Chantal Marx, head of investment research and content at FNB Wealth and Investments
BUY: JSE Ltd
We have seen a strong improvement in value traded on the JSE over the past few months as local investors have become more positive about the country’s economic prospects. Primary activity (listings) has also picked up, and we expect a resurgence in foreign interest in South African assets. These factors are expected to support revenue growth and by extension earnings growth and cash generation over the next few years. The JSE has a history of generating strong cash flows and boasts a solid balance sheet with excess cash of close to R1bn to either fund growth or return to shareholders. The financial position and consistent cash generation profile underpin a solid dividend yield for the next 12 months of 7.3% (with risk to the upside). The stock is trading on a forward earnings multiple of 10.3, below its long-term average and at a discount to its emerging-market peers, despite its solid growth prospects. JSE Ltd has retreated close to 10% from its September highs, and we think this could offer an opportunity to enter the stock for the longer term.
SELL: Pick n Pay
The rights offer earlier this year and Boxer’s successful IPO mean that the company’s two-step recapitalisation plan is complete, and its balance sheet has been restored.

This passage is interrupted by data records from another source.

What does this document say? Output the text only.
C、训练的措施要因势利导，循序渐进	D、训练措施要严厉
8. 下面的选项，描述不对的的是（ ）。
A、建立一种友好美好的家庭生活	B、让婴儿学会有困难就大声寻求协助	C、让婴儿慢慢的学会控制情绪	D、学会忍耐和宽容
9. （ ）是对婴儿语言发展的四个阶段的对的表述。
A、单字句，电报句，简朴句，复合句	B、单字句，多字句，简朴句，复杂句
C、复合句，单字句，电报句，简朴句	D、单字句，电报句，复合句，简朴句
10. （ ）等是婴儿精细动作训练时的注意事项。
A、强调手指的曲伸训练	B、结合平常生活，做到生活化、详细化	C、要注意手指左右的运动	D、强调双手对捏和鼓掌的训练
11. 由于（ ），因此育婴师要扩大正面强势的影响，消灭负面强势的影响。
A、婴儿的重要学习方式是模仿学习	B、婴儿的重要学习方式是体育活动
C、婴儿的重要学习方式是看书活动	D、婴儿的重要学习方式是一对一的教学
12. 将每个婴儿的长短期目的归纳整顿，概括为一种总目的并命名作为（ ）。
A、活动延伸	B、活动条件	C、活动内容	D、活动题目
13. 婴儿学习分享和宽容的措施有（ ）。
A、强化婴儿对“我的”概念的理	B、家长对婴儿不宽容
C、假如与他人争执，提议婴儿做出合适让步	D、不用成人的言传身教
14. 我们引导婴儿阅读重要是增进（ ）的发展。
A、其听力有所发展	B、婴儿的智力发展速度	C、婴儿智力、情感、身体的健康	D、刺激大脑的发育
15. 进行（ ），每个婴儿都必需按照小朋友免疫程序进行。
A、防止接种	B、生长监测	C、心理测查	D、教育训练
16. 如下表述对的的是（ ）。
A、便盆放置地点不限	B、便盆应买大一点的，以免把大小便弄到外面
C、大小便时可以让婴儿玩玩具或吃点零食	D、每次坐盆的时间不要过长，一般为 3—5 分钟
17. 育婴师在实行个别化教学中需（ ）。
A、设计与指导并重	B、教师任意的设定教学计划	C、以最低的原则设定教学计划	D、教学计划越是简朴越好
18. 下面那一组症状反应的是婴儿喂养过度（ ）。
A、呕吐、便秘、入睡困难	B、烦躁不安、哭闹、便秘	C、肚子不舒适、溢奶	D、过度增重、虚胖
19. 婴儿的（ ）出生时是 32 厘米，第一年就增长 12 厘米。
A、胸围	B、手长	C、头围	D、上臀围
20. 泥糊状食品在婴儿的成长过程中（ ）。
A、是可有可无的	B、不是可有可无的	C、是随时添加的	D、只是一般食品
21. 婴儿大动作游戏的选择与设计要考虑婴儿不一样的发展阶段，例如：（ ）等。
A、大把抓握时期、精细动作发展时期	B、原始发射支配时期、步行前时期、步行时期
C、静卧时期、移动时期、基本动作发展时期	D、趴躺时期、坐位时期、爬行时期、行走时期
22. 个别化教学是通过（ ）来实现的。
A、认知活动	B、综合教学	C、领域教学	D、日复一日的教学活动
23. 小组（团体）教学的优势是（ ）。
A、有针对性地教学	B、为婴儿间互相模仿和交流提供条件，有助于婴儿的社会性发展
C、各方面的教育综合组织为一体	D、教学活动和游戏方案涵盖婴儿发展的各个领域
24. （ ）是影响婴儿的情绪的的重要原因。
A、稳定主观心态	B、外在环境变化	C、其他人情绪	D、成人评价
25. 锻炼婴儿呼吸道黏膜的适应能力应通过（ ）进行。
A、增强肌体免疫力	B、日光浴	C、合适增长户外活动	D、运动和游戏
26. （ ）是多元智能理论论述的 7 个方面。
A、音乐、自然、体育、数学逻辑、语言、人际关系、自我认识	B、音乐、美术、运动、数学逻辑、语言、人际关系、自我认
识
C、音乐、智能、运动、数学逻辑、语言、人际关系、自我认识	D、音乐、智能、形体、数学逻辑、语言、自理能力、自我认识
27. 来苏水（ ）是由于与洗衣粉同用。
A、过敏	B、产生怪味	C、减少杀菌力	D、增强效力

The hard work in turning its struggling South African supermarkets business around is just starting, however, and execution risk on this front remains elevated. Pick n Pay retains a majority shareholding of 65.6% in Boxer. Taking the market value of Boxer and applying a 15% holding company discount, we value the business inside of Pick n Pay at R23 a share. We are more positive on the prospects of Boxer relative to Pick n Pay, but after a very enthusiastic first few days of trading, the share price of R67 is now above even our most bullish forecast (of about R60). We value Pick n Pay (ex-Boxer) on a peer-relative basis with a most likely valuation of R12 a share and a bear case of 430c (which could happen if the business continues to generate negative free cash flow). This means our valuation range is R27.30 and R35.00 — and the midpoint implies a value of R31.15, which is close to the current share price. We would rather look for an opportunity to enter the higher-quality name in the sector, Shoprite, or consider direct exposure to Boxer (at a more reasonable valuation).